Im Winter boten Maronibrater ihre Ware an. Sie standen mit großen Fäustlingen und ihren Eisenöfchen im Freien und brieten Erdäpfel und Edelkastanien, die sie in Stanitzeln aus Zeitungspapier wickelten. Im Sommer wurden sie von den Eisverkäufern abgelöst. Am Eingang des Parks verkauften außerdem Bosniaken mit ihrem großen roten Fez türkischen Honig mit Nüssen und Kokosstangerln. Gegen den Spätnachmittag kamen die Zeitungsverkäufer mit dem »Abend«. Im Park waren Stühle aufgestellt, auf denen die Mütter saßen, in erster Linie jüdische Frauen. Sie tratschten dort miteinander, und die Sesselfrau hob unterdessen Gebühren für die Stühle ein. In den Augartenpark ging ich nicht so gerne. Er ist mir zu düster, ich nenne ihn einen Selbstmörderpark.

Die meisten Familien kauften auf dem Karmelitermarkt ein, ich kann mich noch an die Händlerfamilien erinnern: Die Chachamowics, die Deak. Die Frau Deak hatte einen Stand mit Käse, Butter und Eiern. Sie wurde von den Nazis vergast. Die Chachamowics hatten Hühner, die sie an Ort und Stelle schlachteten, aber das habe ich nie sehen wollen.

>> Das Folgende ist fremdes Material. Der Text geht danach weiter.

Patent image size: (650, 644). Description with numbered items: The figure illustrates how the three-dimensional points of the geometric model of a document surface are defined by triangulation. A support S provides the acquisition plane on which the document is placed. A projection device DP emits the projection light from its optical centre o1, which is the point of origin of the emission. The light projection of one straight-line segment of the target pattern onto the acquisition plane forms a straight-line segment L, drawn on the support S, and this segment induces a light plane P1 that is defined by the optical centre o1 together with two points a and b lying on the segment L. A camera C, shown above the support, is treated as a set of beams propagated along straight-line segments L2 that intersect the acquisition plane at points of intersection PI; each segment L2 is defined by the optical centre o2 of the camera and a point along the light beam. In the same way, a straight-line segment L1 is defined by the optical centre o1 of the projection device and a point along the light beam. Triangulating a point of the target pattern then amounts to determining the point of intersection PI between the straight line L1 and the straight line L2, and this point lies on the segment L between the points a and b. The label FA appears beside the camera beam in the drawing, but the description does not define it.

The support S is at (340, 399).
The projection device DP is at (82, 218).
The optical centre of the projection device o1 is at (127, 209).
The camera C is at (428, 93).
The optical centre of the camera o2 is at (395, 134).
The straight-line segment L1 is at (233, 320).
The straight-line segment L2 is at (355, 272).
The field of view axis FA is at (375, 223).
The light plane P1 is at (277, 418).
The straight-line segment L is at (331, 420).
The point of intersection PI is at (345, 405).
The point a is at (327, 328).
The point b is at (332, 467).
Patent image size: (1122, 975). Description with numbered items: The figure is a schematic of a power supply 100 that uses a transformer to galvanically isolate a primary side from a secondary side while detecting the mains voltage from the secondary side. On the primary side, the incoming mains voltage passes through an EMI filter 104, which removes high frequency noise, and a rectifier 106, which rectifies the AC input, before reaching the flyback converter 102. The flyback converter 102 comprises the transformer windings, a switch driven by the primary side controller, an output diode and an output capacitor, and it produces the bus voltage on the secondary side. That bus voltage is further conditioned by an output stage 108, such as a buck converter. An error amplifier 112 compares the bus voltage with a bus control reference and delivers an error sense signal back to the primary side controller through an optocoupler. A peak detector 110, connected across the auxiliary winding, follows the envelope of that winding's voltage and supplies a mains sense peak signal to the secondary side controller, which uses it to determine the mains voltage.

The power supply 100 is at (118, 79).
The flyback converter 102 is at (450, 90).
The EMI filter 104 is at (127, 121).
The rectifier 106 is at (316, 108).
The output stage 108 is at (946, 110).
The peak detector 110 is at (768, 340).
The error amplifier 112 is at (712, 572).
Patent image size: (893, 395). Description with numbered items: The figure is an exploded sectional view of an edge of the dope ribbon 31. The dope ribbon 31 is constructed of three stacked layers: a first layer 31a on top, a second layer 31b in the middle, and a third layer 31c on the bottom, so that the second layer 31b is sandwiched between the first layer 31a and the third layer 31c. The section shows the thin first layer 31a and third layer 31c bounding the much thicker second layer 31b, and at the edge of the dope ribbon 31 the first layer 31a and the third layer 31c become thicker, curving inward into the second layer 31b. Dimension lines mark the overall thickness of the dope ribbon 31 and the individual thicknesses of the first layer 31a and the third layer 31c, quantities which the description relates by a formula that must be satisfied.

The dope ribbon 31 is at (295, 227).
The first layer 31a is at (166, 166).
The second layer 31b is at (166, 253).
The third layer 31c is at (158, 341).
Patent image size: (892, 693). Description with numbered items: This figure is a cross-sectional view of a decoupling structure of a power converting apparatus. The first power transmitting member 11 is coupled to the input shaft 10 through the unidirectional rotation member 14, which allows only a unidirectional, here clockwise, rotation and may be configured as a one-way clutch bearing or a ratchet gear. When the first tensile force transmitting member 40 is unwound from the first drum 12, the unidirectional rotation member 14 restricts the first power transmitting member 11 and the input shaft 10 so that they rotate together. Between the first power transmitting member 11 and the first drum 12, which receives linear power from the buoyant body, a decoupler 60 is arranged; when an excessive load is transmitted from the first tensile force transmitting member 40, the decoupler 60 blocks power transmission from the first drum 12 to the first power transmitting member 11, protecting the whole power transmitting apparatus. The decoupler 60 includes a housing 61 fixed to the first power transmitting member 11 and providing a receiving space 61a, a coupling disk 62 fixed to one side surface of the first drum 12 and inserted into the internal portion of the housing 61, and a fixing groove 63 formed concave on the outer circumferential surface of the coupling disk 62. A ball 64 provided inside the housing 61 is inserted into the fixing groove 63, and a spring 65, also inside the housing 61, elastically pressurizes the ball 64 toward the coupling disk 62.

Nur bei den Fischen schaute ich zu, die zum Kauf angeboten wurden. Man zerhackte sie lebend, nachdem man ihnen die Schuppen abgeputzt hatte – es war ekelhaft. Auch Aale gab es … Der Gemüsehändler hieß Mathias, ein gemütlicher, älterer Mann: Er bot Spinat an, Erdäpfel. Radieschen, Salat … Aber am Markt verkauften nicht nur Juden.